New MCH-RVH protocol helps wean infants from ventilators sooner
Thursday, April 2, 2009 - 12:43
In an effort to reduce the number of days that infants need mechanical ventilation, the respiratory therapists (RT) and neonatologists at both the MCH and RVH have developed a protocol which aims to harmonize ventilator weaning practices of premature and term infants in the neonatal intensive care units (NICU). This is the first inter-site RT-driven protocol, and it is an important step in preparation for the move to the Glen.
Evidence shows that the sooner an infant is removed from ventilation, the better the outcome. So to improve the opportunities for this, the respiratory therapists from the MCH and RVH worked with neonatologists from both sites to develop a weaning protocol. The ultimate goal is to reduce the number of days an infant requires mechanical ventilation, thus reducing risk of infection, lung damage and the number of days the infant spends in the NICU.
The NICU nursing teams also participated in the development of the protocol to ensure all aspects of patient care were included. The protocol is essentially an algorithm that allows for a methodical step-by-step approach to weaning the infant. The project received uniform approval from neonatologists at both sites, and after various hospital committees reviewed it, the RTs received the go-ahead.
Not every infant in the NICU is placed on the protocol. The RT notifies the neonatalogists once a patient has met the criteria and is ready to begin being weaned. Ventilation may be required for any number of reasons, and as soon as a baby is brought into the NICU, the immediate concern is to stabilize the infant.

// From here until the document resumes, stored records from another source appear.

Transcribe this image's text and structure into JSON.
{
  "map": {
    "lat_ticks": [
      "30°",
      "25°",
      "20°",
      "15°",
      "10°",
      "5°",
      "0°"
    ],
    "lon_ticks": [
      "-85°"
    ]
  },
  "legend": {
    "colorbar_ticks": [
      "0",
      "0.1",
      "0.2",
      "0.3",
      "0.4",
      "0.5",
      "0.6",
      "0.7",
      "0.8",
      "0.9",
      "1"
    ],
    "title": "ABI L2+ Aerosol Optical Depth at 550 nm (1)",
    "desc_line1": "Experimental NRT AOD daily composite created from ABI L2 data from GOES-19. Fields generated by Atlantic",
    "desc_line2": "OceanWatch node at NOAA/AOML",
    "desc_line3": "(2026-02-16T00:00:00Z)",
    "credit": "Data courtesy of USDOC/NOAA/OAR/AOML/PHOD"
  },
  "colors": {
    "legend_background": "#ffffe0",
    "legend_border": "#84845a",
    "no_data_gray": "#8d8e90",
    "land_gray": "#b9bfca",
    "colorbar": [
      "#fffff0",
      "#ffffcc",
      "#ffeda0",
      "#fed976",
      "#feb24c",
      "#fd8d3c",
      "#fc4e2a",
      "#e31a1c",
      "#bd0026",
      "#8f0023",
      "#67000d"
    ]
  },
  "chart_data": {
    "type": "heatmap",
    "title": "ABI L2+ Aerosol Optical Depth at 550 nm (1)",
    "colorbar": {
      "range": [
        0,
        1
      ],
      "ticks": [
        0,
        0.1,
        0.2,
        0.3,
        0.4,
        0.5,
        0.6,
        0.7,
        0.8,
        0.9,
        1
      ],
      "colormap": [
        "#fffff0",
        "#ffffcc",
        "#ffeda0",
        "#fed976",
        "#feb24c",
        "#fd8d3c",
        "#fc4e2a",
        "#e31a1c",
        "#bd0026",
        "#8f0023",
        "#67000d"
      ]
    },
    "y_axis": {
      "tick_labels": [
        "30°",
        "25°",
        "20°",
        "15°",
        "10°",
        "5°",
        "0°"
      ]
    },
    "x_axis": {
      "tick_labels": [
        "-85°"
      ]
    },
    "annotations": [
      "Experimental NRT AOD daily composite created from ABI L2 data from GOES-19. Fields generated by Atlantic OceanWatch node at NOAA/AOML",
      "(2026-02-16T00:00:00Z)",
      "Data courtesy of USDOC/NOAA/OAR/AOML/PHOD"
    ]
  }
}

Once that is done, the neonatologist and RTs then decide if the child is ready to begin weaning and eventually come off the ventilator.
A major advantage of the protocol is that it gives clear directives to the RTs and allows them to quickly scale back ventilatory support without having to get medical orders from the neonatalogist for every change on the ventilator, which can help reduce the remaining time that the infant is on a ventilator. In effect, if the infant successfully completes a stage of the protocol, the RT can proceed right away to the next step according to the algorithm.
The RTs say the protocol is running well. It is in its infancy stage and with all things new there is a learning curve and adaptation. They plan to monitor the long-term effects and patient outcomes, as well as assess the impact of having this type of protocol in place and how it might play a role in decreasing airway damage and extubation failure rate.